An equally important study has found that despite the fact that e-cigarette devices produce only modest elevations in the peak blood levels of nicotine (much lower than that produced by traditional tobacco cigarettes) consumers encountered diminished cravings and withdrawal symptoms.
It has been theorized that this is due to the fact that e-cigarettes are successfully mimicking the hand-to-mouth ritual aspect of traditional smoking, which pharmaceutical nicotine products have failed to address.
Those opposed to e-cigarettes frequently target their safety, commonly with baseless and easily disproven arguments. Although laboratory studies have indeed detected trace levels of some contaminants in some e-cigarettes, this appears to be a small problem that could be solved with enhancements to quality and manufacturing that will come with FDA regulation and a maturing industry.
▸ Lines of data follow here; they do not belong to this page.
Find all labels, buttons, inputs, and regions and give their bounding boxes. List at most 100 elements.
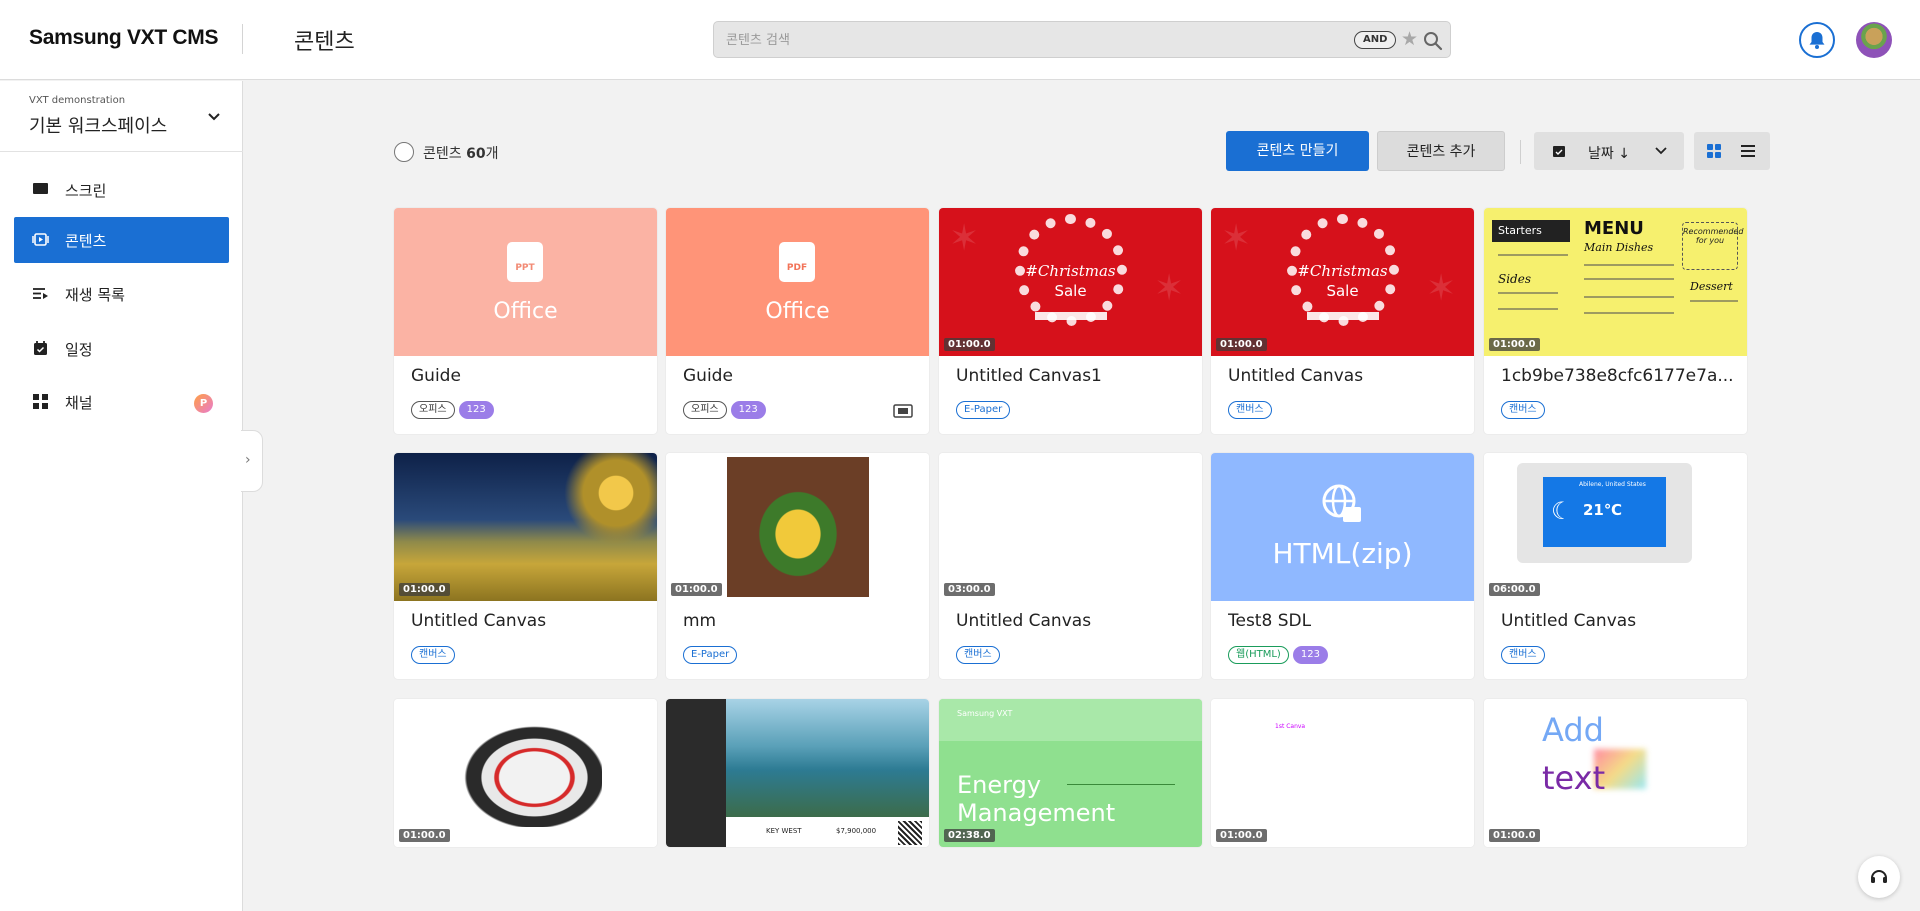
grid-view-icon[interactable] bbox=[1704, 141, 1724, 161]
sidebar-item-label: 일정 bbox=[65, 341, 93, 359]
info-panel bbox=[666, 699, 726, 847]
tag: 캔버스 bbox=[1501, 646, 1545, 664]
content-card[interactable]: KEY WEST $7,900,000 bbox=[666, 699, 929, 847]
sidebar-item-playlist[interactable]: 재생 목록 bbox=[14, 271, 229, 317]
card-thumbnail: PPT Office bbox=[394, 208, 657, 356]
add-content-button[interactable]: 콘텐츠 추가 bbox=[1377, 131, 1505, 171]
content-card[interactable]: 01:00.0 bbox=[394, 699, 657, 847]
thumb-text: #Christmas bbox=[1297, 262, 1388, 280]
device-frame: Abilene, United States ☾ 21℃ bbox=[1517, 463, 1692, 563]
search-input[interactable] bbox=[726, 28, 1306, 52]
card-thumbnail: PDF Office bbox=[666, 208, 929, 356]
ribbon-graphic bbox=[1307, 312, 1379, 320]
list-view-icon[interactable] bbox=[1738, 141, 1758, 161]
sidebar-item-content[interactable]: 콘텐츠 bbox=[14, 217, 229, 263]
card-thumbnail: Starters MENU Main Dishes Recommended fo… bbox=[1484, 208, 1747, 356]
content-card[interactable]: Abilene, United States ☾ 21℃ 06:00.0 Unt… bbox=[1484, 453, 1747, 679]
card-thumbnail: 01:00.0 bbox=[666, 453, 929, 601]
thumb-text: #Christmas bbox=[1025, 262, 1116, 280]
weather-screen: Abilene, United States ☾ 21℃ bbox=[1543, 477, 1666, 547]
tag: 캔버스 bbox=[956, 646, 1000, 664]
content-card[interactable]: Samsung VXT Energy Management 02:38.0 bbox=[939, 699, 1202, 847]
thumb-text: 21℃ bbox=[1583, 501, 1623, 519]
thumb-text: Sides bbox=[1498, 272, 1531, 286]
favorite-star-icon[interactable]: ★ bbox=[1401, 29, 1418, 49]
content-card[interactable]: Add text 01:00.0 bbox=[1484, 699, 1747, 847]
search-operator-badge[interactable]: AND bbox=[1354, 31, 1397, 49]
thumb-label: HTML(zip) bbox=[1272, 537, 1413, 570]
web-globe-icon bbox=[1322, 484, 1361, 522]
sidebar-item-channel[interactable]: 채널 P bbox=[14, 379, 229, 425]
workspace-name[interactable]: 기본 워크스페이스 bbox=[29, 112, 167, 138]
card-tags: 캔버스 bbox=[1501, 646, 1549, 665]
card-thumbnail: 03:00.0 bbox=[939, 453, 1202, 601]
card-title: Test8 SDL bbox=[1228, 611, 1312, 631]
donkey-photo bbox=[452, 717, 602, 827]
card-thumbnail: 01:00.0 bbox=[394, 699, 657, 847]
pdf-file-icon: PDF bbox=[779, 242, 815, 282]
content-card[interactable]: Starters MENU Main Dishes Recommended fo… bbox=[1484, 208, 1747, 434]
tag: 123 bbox=[730, 401, 766, 419]
sidebar-collapse-toggle[interactable]: › bbox=[241, 430, 263, 492]
chevron-down-icon[interactable] bbox=[206, 109, 222, 125]
count-suffix: 개 bbox=[485, 146, 499, 162]
search-icon[interactable] bbox=[1422, 30, 1444, 52]
tag: 캔버스 bbox=[411, 646, 455, 664]
tag: 캔버스 bbox=[1228, 401, 1272, 419]
tag: 캔버스 bbox=[1501, 401, 1545, 419]
duration-badge: 01:00.0 bbox=[1489, 338, 1540, 351]
calendar-icon bbox=[34, 341, 47, 355]
card-tags: E-Paper bbox=[956, 401, 1014, 420]
premium-badge: P bbox=[194, 394, 213, 413]
user-avatar[interactable] bbox=[1856, 22, 1892, 58]
content-card[interactable]: PPT Office Guide 오피스 123 bbox=[394, 208, 657, 434]
card-title: Guide bbox=[411, 366, 461, 386]
content-card[interactable]: 01:00.0 mm E-Paper bbox=[666, 453, 929, 679]
thumb-text: Starters bbox=[1492, 220, 1570, 242]
tag: 웹(HTML) bbox=[1228, 646, 1289, 664]
sidebar-item-screen[interactable]: 스크린 bbox=[14, 167, 229, 213]
card-title: Untitled Canvas1 bbox=[956, 366, 1102, 386]
content-card[interactable]: HTML(zip) Test8 SDL 웹(HTML) 123 bbox=[1211, 453, 1474, 679]
menu-line bbox=[1498, 292, 1558, 294]
card-thumbnail: ✶ ✶ #Christmas Sale 01:00.0 bbox=[939, 208, 1202, 356]
ribbon-graphic bbox=[1035, 312, 1107, 320]
count-label: 콘텐츠 bbox=[423, 146, 462, 162]
card-thumbnail: ✶ ✶ #Christmas Sale 01:00.0 bbox=[1211, 208, 1474, 356]
brand-logo[interactable]: Samsung VXT CMS bbox=[29, 26, 219, 50]
sidebar-divider bbox=[0, 151, 243, 152]
count-value: 60 bbox=[466, 146, 486, 162]
card-tags: 캔버스 bbox=[1228, 401, 1276, 420]
thumb-text: Samsung VXT bbox=[957, 709, 1013, 718]
content-card[interactable]: ✶ ✶ #Christmas Sale 01:00.0 Untitled Can… bbox=[939, 208, 1202, 434]
sort-dropdown[interactable]: 날짜 ↓ bbox=[1534, 132, 1684, 170]
card-title: Untitled Canvas bbox=[1228, 366, 1364, 386]
card-thumbnail: Add text 01:00.0 bbox=[1484, 699, 1747, 847]
thumb-text: $7,900,000 bbox=[836, 827, 877, 835]
notification-bell-icon[interactable] bbox=[1799, 22, 1835, 58]
headset-icon bbox=[1871, 870, 1887, 883]
card-thumbnail: Samsung VXT Energy Management 02:38.0 bbox=[939, 699, 1202, 847]
support-button[interactable] bbox=[1858, 856, 1900, 898]
sidebar-item-schedule[interactable]: 일정 bbox=[14, 326, 229, 372]
content-card[interactable]: ✶ ✶ #Christmas Sale 01:00.0 Untitled Can… bbox=[1211, 208, 1474, 434]
playlist-icon bbox=[33, 288, 48, 299]
content-card[interactable]: 01:00.0 Untitled Canvas 캔버스 bbox=[394, 453, 657, 679]
create-content-button[interactable]: 콘텐츠 만들기 bbox=[1226, 131, 1369, 171]
card-tags: 캔버스 bbox=[1501, 401, 1549, 420]
tag: 123 bbox=[1292, 646, 1328, 664]
content-count: 콘텐츠 60개 bbox=[423, 143, 498, 163]
content-card[interactable]: 03:00.0 Untitled Canvas 캔버스 bbox=[939, 453, 1202, 679]
chevron-right-icon: › bbox=[245, 452, 251, 468]
content-card[interactable]: PDF Office Guide 오피스 123 bbox=[666, 208, 929, 434]
tag: 오피스 bbox=[683, 401, 727, 419]
search-bar: AND ★ bbox=[713, 21, 1451, 58]
content-card[interactable]: 1st Canva 01:00.0 bbox=[1211, 699, 1474, 847]
reindeer-icon: ✶ bbox=[949, 218, 980, 259]
select-all-radio[interactable] bbox=[394, 142, 414, 162]
card-thumbnail: 1st Canva 01:00.0 bbox=[1211, 699, 1474, 847]
sidebar-item-label: 재생 목록 bbox=[65, 286, 125, 304]
menu-line bbox=[1584, 296, 1674, 298]
card-title: 1cb9be738e8cfc6177e7a... bbox=[1501, 366, 1734, 386]
card-thumbnail: Abilene, United States ☾ 21℃ 06:00.0 bbox=[1484, 453, 1747, 601]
Unfortunately, much of the media attention surrounding e-cigarettes relates to a study published by the FDA in 2009 that stated that its lab tests of e-cigarettes “indicated that these products contained detectable levels of known carcinogens.” However, this study was flawed and not an accurate indicator of the safety of e-cigarettes.
The FDA only examined a tiny sample size of pre-filled e-cigarette cartridges and did not carry out the testing in a systematic and scientific manner. All in all, the agency ended up carrying out tests on only ten cartridges, from only two different suppliers. It would certainly be problematic to conclude anything at all from such a small sample of products.
To confuse matters further, the FDA tested e-cigarettes for cancer causing carcinogens known as tobacco specific N-nitrosamines (TSNAs), but they failed to report the concentrations they observed. Rather, the agency simply reported that TSNAs were either “detected” or “not detected,” which is uninformative.
Many other tobacco products, including smoking cessation aids such as nicotine medications, have TSNA levels in the single-digit parts per million range, a level at which there is no scientific evidence that they are hazardous. What’s more, the FDA tested for TSNAs using a procedure that picks up TSNAs at about one million times lower concentrations than could conceivably be relevant to human health.
Basically, the FDA kind of tested a few e-cigarettes for TSNAs using a very suspicious sampling program and used methods that were so hypersensitive that the results are extremely unlikely to have virtually any feasible significance to users.
Thus far, lab analysis indicates that e-cigarettes do not in fact contain harmful levels of carcinogens.